" Péché mortel "
LUCARELLI Carlo
Un polar qui est un peu plus ou autre chose qu'un polar. Un polar qui s'ancre dans l'Histoire de l'Italie. En l'occurrence, l'été 1943. Alors que la règne de Mussolini atteint à son terme. Alors que dans les rues de Bologne, des femmes et des hommes osent sortir dans les rues et entonnent Fratelli d'Italia et Bandiera Rossa. Le commissaire De Luca n'abandonne aucune de ses prérogatives. Il enquête pour tenter d'identifier deux cadavres : celui s'un corps sans tête et celui d'une tête sans corps. Quand, tout autour de lui, la confusion s'installe. Qui est fasciste et qui ne l'est plus ? Qui pilote le trafic de la cocaïne qui fait les délices des soirées mondaines ? Dans une ville régulièrement bombardée par l'aviation américaine.

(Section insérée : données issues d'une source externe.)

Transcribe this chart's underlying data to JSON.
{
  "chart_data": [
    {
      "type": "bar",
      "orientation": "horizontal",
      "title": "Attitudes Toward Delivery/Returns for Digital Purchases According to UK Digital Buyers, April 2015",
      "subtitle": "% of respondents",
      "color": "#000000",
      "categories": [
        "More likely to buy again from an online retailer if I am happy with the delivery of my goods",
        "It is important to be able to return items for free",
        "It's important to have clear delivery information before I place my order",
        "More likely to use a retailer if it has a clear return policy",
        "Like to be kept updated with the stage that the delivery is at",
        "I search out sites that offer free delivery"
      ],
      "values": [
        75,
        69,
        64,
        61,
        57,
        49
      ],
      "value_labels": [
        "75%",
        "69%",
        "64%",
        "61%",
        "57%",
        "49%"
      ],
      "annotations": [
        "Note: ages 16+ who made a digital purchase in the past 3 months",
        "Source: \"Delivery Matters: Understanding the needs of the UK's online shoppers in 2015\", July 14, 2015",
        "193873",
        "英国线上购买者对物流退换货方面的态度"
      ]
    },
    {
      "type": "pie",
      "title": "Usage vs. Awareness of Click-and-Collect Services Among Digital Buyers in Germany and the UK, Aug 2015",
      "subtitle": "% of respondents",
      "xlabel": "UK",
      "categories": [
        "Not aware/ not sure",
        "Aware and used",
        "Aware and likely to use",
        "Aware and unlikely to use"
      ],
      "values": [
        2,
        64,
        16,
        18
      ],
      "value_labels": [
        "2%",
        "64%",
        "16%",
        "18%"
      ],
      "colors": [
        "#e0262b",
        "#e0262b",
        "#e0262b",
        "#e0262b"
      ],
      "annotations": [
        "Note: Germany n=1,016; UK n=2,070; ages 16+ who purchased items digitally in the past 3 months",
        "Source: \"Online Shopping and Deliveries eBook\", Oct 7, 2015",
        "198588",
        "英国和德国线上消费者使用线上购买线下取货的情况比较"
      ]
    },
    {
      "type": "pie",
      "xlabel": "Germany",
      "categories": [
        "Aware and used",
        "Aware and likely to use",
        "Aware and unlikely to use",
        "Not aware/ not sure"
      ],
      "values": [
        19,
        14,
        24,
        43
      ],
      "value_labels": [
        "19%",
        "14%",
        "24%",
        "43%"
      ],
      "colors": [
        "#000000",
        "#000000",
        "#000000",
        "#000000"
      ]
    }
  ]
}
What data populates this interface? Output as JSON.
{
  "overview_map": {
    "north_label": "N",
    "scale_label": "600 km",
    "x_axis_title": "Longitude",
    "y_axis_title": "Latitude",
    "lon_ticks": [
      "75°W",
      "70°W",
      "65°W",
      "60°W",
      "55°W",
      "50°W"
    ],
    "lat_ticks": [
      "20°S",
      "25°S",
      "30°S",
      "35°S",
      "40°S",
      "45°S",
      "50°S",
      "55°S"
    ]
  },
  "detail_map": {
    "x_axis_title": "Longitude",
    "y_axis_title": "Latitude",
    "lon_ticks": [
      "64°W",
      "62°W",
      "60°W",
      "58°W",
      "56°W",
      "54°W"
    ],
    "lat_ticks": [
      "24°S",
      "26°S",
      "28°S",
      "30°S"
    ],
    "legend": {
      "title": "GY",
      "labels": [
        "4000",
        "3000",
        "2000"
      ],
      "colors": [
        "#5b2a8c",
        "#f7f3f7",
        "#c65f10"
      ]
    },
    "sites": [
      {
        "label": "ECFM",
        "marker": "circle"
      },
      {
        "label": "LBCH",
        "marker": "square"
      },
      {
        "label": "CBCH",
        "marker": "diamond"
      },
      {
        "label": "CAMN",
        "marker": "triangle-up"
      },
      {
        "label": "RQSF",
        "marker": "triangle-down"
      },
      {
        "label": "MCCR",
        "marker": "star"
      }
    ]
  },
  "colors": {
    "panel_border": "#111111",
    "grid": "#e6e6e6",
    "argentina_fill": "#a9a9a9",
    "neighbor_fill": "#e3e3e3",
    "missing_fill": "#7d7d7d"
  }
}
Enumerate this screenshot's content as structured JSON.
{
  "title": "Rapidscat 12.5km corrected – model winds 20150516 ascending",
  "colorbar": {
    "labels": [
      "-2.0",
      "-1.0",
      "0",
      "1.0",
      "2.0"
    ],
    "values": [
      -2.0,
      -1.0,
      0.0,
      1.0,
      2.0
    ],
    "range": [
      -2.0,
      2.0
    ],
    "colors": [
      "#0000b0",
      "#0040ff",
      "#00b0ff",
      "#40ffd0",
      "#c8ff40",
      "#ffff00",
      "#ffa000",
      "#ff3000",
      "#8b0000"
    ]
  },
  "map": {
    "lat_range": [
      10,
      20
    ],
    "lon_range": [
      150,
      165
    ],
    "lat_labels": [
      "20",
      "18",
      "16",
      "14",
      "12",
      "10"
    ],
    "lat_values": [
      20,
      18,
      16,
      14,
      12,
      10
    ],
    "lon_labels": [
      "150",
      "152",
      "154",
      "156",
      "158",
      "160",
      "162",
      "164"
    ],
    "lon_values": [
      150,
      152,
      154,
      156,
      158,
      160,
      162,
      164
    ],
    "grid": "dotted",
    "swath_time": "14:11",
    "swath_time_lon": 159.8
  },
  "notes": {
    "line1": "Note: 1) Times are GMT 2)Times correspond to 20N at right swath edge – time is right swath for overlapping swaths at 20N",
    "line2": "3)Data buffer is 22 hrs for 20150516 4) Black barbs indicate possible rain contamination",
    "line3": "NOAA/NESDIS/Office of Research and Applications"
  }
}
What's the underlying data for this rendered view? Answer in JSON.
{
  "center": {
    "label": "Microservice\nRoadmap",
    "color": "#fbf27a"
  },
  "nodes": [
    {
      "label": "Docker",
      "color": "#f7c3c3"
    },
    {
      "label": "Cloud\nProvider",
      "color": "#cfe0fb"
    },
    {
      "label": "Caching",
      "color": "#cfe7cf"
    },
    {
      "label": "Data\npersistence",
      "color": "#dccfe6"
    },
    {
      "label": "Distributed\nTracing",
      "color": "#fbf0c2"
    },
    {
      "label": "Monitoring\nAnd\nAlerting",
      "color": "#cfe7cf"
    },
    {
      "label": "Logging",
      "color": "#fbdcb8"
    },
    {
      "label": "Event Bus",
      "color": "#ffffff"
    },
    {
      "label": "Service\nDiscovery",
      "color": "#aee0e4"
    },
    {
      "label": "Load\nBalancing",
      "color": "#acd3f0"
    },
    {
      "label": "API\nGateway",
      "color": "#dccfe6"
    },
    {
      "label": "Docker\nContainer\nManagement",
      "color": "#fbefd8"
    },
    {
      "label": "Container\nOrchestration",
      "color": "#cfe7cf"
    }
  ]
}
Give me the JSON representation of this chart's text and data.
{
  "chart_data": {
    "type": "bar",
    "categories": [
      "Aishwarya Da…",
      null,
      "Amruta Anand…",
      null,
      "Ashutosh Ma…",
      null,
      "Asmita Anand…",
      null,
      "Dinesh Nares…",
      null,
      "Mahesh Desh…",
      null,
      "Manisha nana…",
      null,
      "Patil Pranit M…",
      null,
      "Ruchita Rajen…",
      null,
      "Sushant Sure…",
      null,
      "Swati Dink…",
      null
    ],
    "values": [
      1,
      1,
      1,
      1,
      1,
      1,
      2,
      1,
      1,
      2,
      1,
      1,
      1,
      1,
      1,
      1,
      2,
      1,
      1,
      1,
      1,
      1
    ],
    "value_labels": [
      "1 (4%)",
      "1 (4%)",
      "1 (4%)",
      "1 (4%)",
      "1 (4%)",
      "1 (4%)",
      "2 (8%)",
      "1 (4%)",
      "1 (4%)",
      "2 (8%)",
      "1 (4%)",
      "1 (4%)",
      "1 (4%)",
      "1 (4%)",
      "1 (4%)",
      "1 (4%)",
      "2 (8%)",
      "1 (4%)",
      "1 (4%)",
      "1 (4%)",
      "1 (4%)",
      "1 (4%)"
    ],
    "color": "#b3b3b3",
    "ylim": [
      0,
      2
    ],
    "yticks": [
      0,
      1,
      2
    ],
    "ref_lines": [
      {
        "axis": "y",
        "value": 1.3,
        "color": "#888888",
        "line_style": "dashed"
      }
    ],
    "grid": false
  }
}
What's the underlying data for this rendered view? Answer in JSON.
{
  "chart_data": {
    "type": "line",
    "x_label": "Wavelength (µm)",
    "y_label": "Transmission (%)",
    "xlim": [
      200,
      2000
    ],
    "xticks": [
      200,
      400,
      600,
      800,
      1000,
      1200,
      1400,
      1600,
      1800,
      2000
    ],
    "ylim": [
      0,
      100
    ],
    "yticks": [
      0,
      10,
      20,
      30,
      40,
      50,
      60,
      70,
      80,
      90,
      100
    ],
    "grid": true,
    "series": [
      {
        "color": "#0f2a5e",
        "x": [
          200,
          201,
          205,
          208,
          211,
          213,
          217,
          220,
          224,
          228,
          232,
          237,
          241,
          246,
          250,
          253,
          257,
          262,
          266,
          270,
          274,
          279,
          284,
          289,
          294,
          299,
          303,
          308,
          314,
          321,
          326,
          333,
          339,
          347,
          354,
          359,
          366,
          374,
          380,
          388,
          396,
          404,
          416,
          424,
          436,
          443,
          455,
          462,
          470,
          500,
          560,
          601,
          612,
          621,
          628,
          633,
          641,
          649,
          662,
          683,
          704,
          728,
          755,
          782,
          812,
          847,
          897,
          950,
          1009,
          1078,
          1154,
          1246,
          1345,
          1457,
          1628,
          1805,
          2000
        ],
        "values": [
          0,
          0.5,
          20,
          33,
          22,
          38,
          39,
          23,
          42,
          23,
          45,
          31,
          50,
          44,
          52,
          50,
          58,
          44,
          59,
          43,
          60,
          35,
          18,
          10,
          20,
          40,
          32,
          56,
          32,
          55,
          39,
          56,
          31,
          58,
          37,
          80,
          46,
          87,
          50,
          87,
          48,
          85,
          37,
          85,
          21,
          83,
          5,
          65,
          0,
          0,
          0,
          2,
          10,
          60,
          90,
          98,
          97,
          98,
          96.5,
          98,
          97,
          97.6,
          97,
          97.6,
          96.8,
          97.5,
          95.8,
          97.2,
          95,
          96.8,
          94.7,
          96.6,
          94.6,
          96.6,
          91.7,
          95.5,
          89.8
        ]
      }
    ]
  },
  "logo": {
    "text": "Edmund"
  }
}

De Luca est certes commissaire. Mais il n'occupe qu'une place marginale au sein de la hiérarchie policière. Malgré ses résultats antérieurs. En dépit du flair que lui reconnaissent ses supérieurs. De Luca n'est que flic. Rien d'autre que cela. Donc ambigu en un moment où il serait judicieux de choisir son camp. La Monarchie ou le Fascisme point tout à fait mort. Et les nazis qui refusent de lâcher la proie pour l'ombre. Un été torride qui est celui des bouleversements.
Un polar qui est un peu plus ou autre chose qu'un polar. Tant l'Histoire qui s'écrit au cours de l'été 1943 occupe une place centrale dans la narration des enquêtes du commissaire De Luca. Un quotidien que Lucarelli fait (re)vivre par petites touches, celles qui ouvrent chacun des chapitres du roman. Un roman qui a passionné le vieux Lecteur.
" Putain, qu'est-ce qui se passe ? se demanda-t-i encore, et il entendit même qu'ils chantaient, ce drapeau rouge, Bandiera Rossa, avanti o popolo, alla riscossa, alors il poussa sur ses talons pour faire marche arrière, parce qu'il ignorait ce qui était en train de se passer, mais ça, c'était un groupe de subversifs qui manifestaient à découvert, et lui, c'était un flic qui aurait dû les en empêcher, un flic sur une Giordano rouge de femme trop petite et avec une tête emmaillottée dans un panier, en tout cas quelqu'un qu'on remarquait, et de fait, ils le remarquèrent, l'un d'eux le montra du doigt et, en une minute, ils l'entourèrent, il en avait même derrière. "
(Des moments du roman qui firent revivre en lui le souvenir de quelques-unes des scènes qui concluent le remarquable film de Bertolucci, Il Conformisto.)